- The paper introduces a generative formulation for visually-guided acoustic highlighting using conditional flow matching with a rollout loss to reduce error accumulation.
- The method leverages neural ODEs and multimodal cross-attention to fuse CLIP and CLAP embeddings for improved audio-visual alignment.
- Empirical results on the Muddy Mix dataset show enhanced source selection and robust audio improvements over prior approaches.
Conditional Flow Matching for Visually-Guided Acoustic Highlighting: Technical Analysis
The task of visually-guided acoustic highlighting (VisAH) concerns automatic audio rebalancing in multimedia, specifically aligning acoustic saliency with visual context for enhanced perception. While visual saliency manipulation has seen broad advances, audio curation remains comparatively underdeveloped, yielding systematic perceptual misalignment in consumer video (e.g., speech occluded by background elements). Previous approaches cast VisAH as a discriminative regression problem, typically employing sound separation networks for source enhancement based on visual cues. However, such framing is ill-suited to the inherent ambiguities of audio mixing: diverse poorly-mixed variants can correspond to multiple plausible well-mixed rebalancing outputs under the same visual context, i.e., the relationship is many-to-many, not one-to-one.
The paper reframes visually-guided acoustic highlighting as a generative mapping between two distributions—ill- and well-balanced audio—conditioned on visual input.
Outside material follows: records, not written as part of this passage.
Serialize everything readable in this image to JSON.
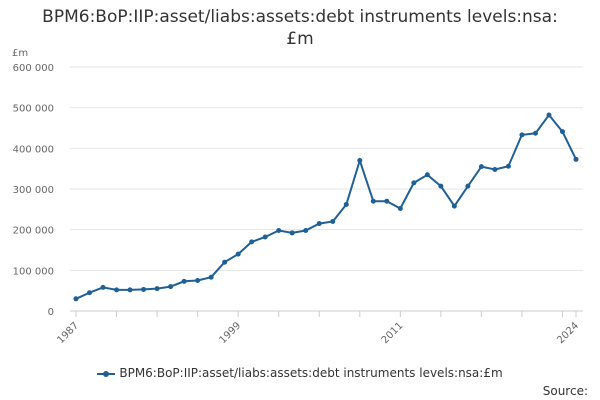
{
  "chart_data": {
    "type": "line",
    "title": "BPM6:BoP:IIP:asset/liabs:assets:debt instruments levels:nsa:£m",
    "y_unit": "£m",
    "ylim": [
      0,
      600000
    ],
    "yticks": [
      0,
      100000,
      200000,
      300000,
      400000,
      500000,
      600000
    ],
    "ytick_labels": [
      "0",
      "100 000",
      "200 000",
      "300 000",
      "400 000",
      "500 000",
      "600 000"
    ],
    "xlim": [
      1987,
      2024
    ],
    "xtick_labels": [
      "1987",
      "1999",
      "2011",
      "2024"
    ],
    "grid": true,
    "legend_position": "bottom",
    "series": [
      {
        "name": "BPM6:BoP:IIP:asset/liabs:assets:debt instruments levels:nsa:£m",
        "color": "#206095",
        "x": [
          1987,
          1988,
          1989,
          1990,
          1991,
          1992,
          1993,
          1994,
          1995,
          1996,
          1997,
          1998,
          1999,
          2000,
          2001,
          2002,
          2003,
          2004,
          2005,
          2006,
          2007,
          2008,
          2009,
          2010,
          2011,
          2012,
          2013,
          2014,
          2015,
          2016,
          2017,
          2018,
          2019,
          2020,
          2021,
          2022,
          2023,
          2024
        ],
        "values": [
          30000,
          45000,
          58000,
          52000,
          52000,
          53000,
          55000,
          60000,
          73000,
          75000,
          83000,
          120000,
          140000,
          170000,
          182000,
          198000,
          192000,
          198000,
          215000,
          220000,
          262000,
          370000,
          270000,
          270000,
          252000,
          315000,
          335000,
          307000,
          258000,
          307000,
          355000,
          348000,
          356000,
          433000,
          437000,
          482000,
          441000,
          373000
        ]
      }
    ]
  },
  "legend": {
    "label": "BPM6:BoP:IIP:asset/liabs:assets:debt instruments levels:nsa:£m"
  },
  "source": {
    "label": "Source:"
  }
}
This naturally motivates use of continuous flow-based generative modeling, which learns a vector field translating the input distribution to the target, as depicted in the iterative highlighting process.
Figure 1: Acoustic sources are iteratively enhanced or suppressed according to their alignment with the visual context, forming the basis for conditional flow matching modeling.
Conditional Flow Matching Framework
The approach formalizes the generative process using conditional flow matching (CFM), leveraging a neural ODE parameterization to transform noisy or unbalanced audio (x0​) towards the desired target (x1​) via learned velocity fields. Visual context c guides the transformation, with CFM loss driving the alignment. Training requires sampling pairs (x0​,x1​) conditioned on shared visual context, reflecting real ambiguities in audio–visual correspondence.
Importantly, error propagation emerges as a significant failure mode in iterative flow integration: early decisions (e.g., which sound source to enhance) compound in later steps, resulting in off-manifold predictions. Standard CFM, which backpropagates loss locally, struggles to impose trajectory coherence over multiple steps.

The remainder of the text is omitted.